Restic generates metadata for each file and directory being backed up. This metadata includes information such as file permissions, ownership, modification times, and other relevant attributes.
The encrypted and compressed data chunks, along with metadata, are stored in the repository. The repository is organized into a tree structure, with each node representing a snapshot and referencing the unique chunk IDs required for that snapshot.
Once all the data is stored in the repository, Restic creates a snapshot. The snapshot includes metadata for the entire backup, providing a point-in-time view of the data. Snapshots facilitate easy and efficient restoration of data to a specific state.

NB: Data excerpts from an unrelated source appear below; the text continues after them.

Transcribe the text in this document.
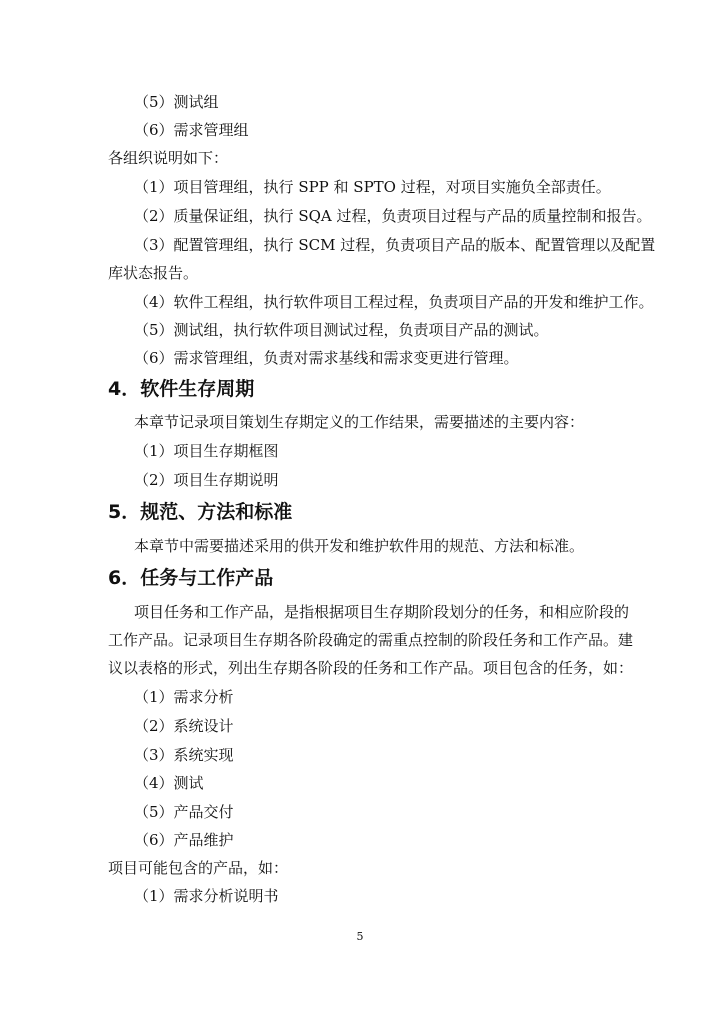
（5）测试组
（6）需求管理组
各组织说明如下：
（1）项目管理组，执行 SPP 和 SPTO 过程，对项目实施负全部责任。
（2）质量保证组，执行 SQA 过程，负责项目过程与产品的质量控制和报告。
（3）配置管理组，执行 SCM 过程，负责项目产品的版本、配置管理以及配置
库状态报告。
（4）软件工程组，执行软件项目工程过程，负责项目产品的开发和维护工作。
（5）测试组，执行软件项目测试过程，负责项目产品的测试。
（6）需求管理组，负责对需求基线和需求变更进行管理。
4．软件生存周期
本章节记录项目策划生存期定义的工作结果，需要描述的主要内容：
（1）项目生存期框图
（2）项目生存期说明
5．规范、方法和标准
本章节中需要描述采用的供开发和维护软件用的规范、方法和标准。
6．任务与工作产品
项目任务和工作产品，是指根据项目生存期阶段划分的任务，和相应阶段的
工作产品。记录项目生存期各阶段确定的需重点控制的阶段任务和工作产品。建
议以表格的形式，列出生存期各阶段的任务和工作产品。项目包含的任务，如：
（1）需求分析
（2）系统设计
（3）系统实现
（4）测试
（5）产品交付
（6）产品维护
项目可能包含的产品，如：
（1）需求分析说明书
5
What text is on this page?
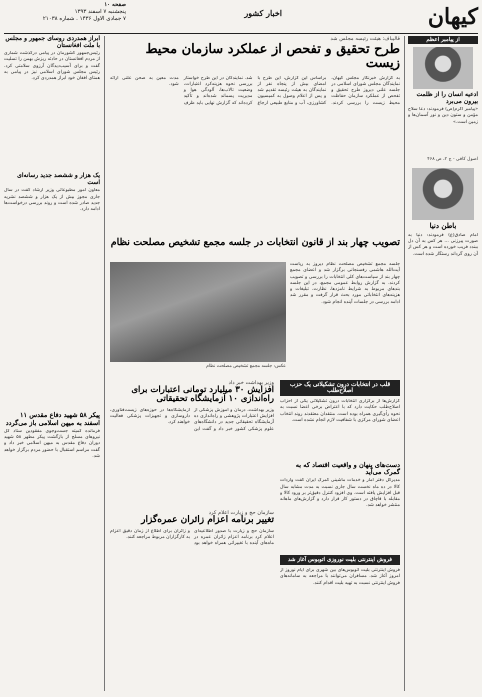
کیهان
اخبار کشور
صفحه ۱۰
پنجشنبه ۷ اسفند ۱۳۹۳
۷ جمادی الاول ۱۴۳۶ . شماره ۲۱۰۳۸
از پیامبر اعظم
ادعیه انسان را از ظلمت بیرون می‌برد
«پیامبر اکرم(ص) فرمودند: دعا سلاح مؤمن و ستون دین و نور آسمان‌ها و زمین است.»
اصول کافی - ج ۲، ص ۴۶۸
باطن دنیا
امام صادق(ع) فرمودند: دنیا به صورت پیرزنی ... هر کس به آن دل ببندد فریب خورده است و هر کس از آن روی گرداند رستگار شده است.
قالیباف: هیئت رئیسه مجلس شد
طرح تحقیق و تفحص از عملکرد سازمان محیط زیست
به گزارش خبرنگار مجلس کیهان، نمایندگان مجلس شورای اسلامی در جلسه علنی دیروز طرح تحقیق و تفحص از عملکرد سازمان حفاظت محیط زیست را بررسی کردند. براساس این گزارش، این طرح با امضای بیش از پنجاه نفر از نمایندگان به هیئت رئیسه تقدیم شد و پس از اعلام وصول به کمیسیون کشاورزی، آب و منابع طبیعی ارجاع شد. نمایندگان در این طرح خواستار بررسی نحوه هزینه‌کرد اعتبارات، وضعیت تالاب‌ها، آلودگی هوا و مدیریت پسماند شده‌اند و تأکید کرده‌اند که گزارش نهایی باید ظرف مدت معین به صحن علنی ارائه شود.
تصویب چهار بند از قانون انتخابات در جلسه مجمع تشخیص مصلحت نظام
جلسه مجمع تشخیص مصلحت نظام دیروز به ریاست آیت‌الله هاشمی رفسنجانی برگزار شد و اعضای مجمع چهار بند از سیاست‌های کلی انتخابات را بررسی و تصویب کردند. به گزارش روابط عمومی مجمع، در این جلسه بندهای مربوط به شرایط نامزدها، نظارت، تبلیغات و هزینه‌های انتخاباتی مورد بحث قرار گرفت و مقرر شد ادامه بررسی در جلسات آینده انجام شود.
عکس: جلسه مجمع تشخیص مصلحت نظام
قلب در انتخابات درون تشکیلاتی یک حزب اصلاح‌طلب
گزارش‌ها از برگزاری انتخابات درون تشکیلاتی یکی از احزاب اصلاح‌طلب حکایت دارد که با اعتراض برخی اعضا نسبت به نحوه رأی‌گیری همراه بوده است. منتقدان معتقدند روند انتخاب اعضای شورای مرکزی با شفافیت لازم انجام نشده است.
وزیر بهداشت خبر داد
افزایش ۳۰ میلیارد تومانی اعتبارات برای راه‌اندازی ۱۰ آزمایشگاه تحقیقاتی
وزیر بهداشت، درمان و آموزش پزشکی از افزایش اعتبارات پژوهشی و راه‌اندازی ده آزمایشگاه تحقیقاتی جدید در دانشگاه‌های علوم پزشکی کشور خبر داد و گفت این آزمایشگاه‌ها در حوزه‌های زیست‌فناوری، داروسازی و تجهیزات پزشکی فعالیت خواهند کرد.
سازمان حج و زیارت اعلام کرد
تغییر برنامه اعزام زائران عمره‌گزار
سازمان حج و زیارت با صدور اطلاعیه‌ای اعلام کرد برنامه اعزام زائران عمره در ماه‌های آینده با تغییراتی همراه خواهد بود و زائران برای اطلاع از زمان دقیق اعزام به کارگزاران مربوط مراجعه کنند.
دست‌های پنهان و واقعیت اقتصاد که به گمرک می‌آید
مدیرکل دفتر آمار و خدمات ماشینی گمرک ایران گفت واردات کالا در ده ماه نخست سال جاری نسبت به مدت مشابه سال قبل افزایش یافته است. وی افزود کنترل دقیق‌تر بر ورود کالا و مقابله با قاچاق در دستور کار قرار دارد و گزارش‌های ماهانه منتشر خواهد شد.
فروش اینترنتی بلیت نوروزی اتوبوس آغاز شد
فروش اینترنتی بلیت اتوبوس‌های بین شهری برای ایام نوروز از امروز آغاز شد. مسافران می‌توانند با مراجعه به سامانه‌های فروش اینترنتی نسبت به تهیه بلیت اقدام کنند.
ابراز همدردی روسای جمهور و مجلس با ملت افغانستان
رئیس‌جمهور کشورمان در پیامی درگذشت شماری از مردم افغانستان در حادثه ریزش بهمن را تسلیت گفت و برای آسیب‌دیدگان آرزوی سلامتی کرد. رئیس مجلس شورای اسلامی نیز در پیامی به همتای افغان خود ابراز همدردی کرد.
یک هزار و ششصد جدید رسانه‌ای است
معاون امور مطبوعاتی وزیر ارشاد گفت در سال جاری مجوز بیش از یک هزار و ششصد نشریه جدید صادر شده است و روند بررسی درخواست‌ها ادامه دارد.
پیکر ۵۸ شهید دفاع مقدس ۱۱ اسفند به میهن اسلامی باز می‌گردد
فرمانده کمیته جست‌وجوی مفقودین ستاد کل نیروهای مسلح از بازگشت پیکر مطهر ۵۸ شهید دوران دفاع مقدس به میهن اسلامی خبر داد و گفت مراسم استقبال با حضور مردم برگزار خواهد شد.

Steps 2 and 3 are the same, Step 7 is wrong about the encryption details. Step 9: the tree structure stored in a repository (the repository itself only contains two levels of folders!) does not store snapshots.
The high level ideas roughly match restic’s behavior, but are slightly inaccurate. For example, the backup steps overlap in reality: the file selection happens during the backup, not before it, same as the metadata collection and data upload.
So a more accurate description would be that the backup recursively scans the specified path. Once encountering a new/change file, then the file is chunked and deduplicated. The new chunks are compressed and encrypted and afterwards combined into a pack file that is uploaded once it reaches a certain size. Once a folder has been fully compressed, then the metadata gets written to the repository (if it already exists then it also gets deduplicated). Once all folders have been fully processed, then the snapshot is created. The snapshot file only contains a pointer to the root folder and not the whole metadata of the backup.
Does this mean that if I have a huge folder with lots of large files, and the backup keeps getting interrupted, restic will always start processing and uploading that folder from beginning, irrespective of how much has been uploaded previously in an interrupted session?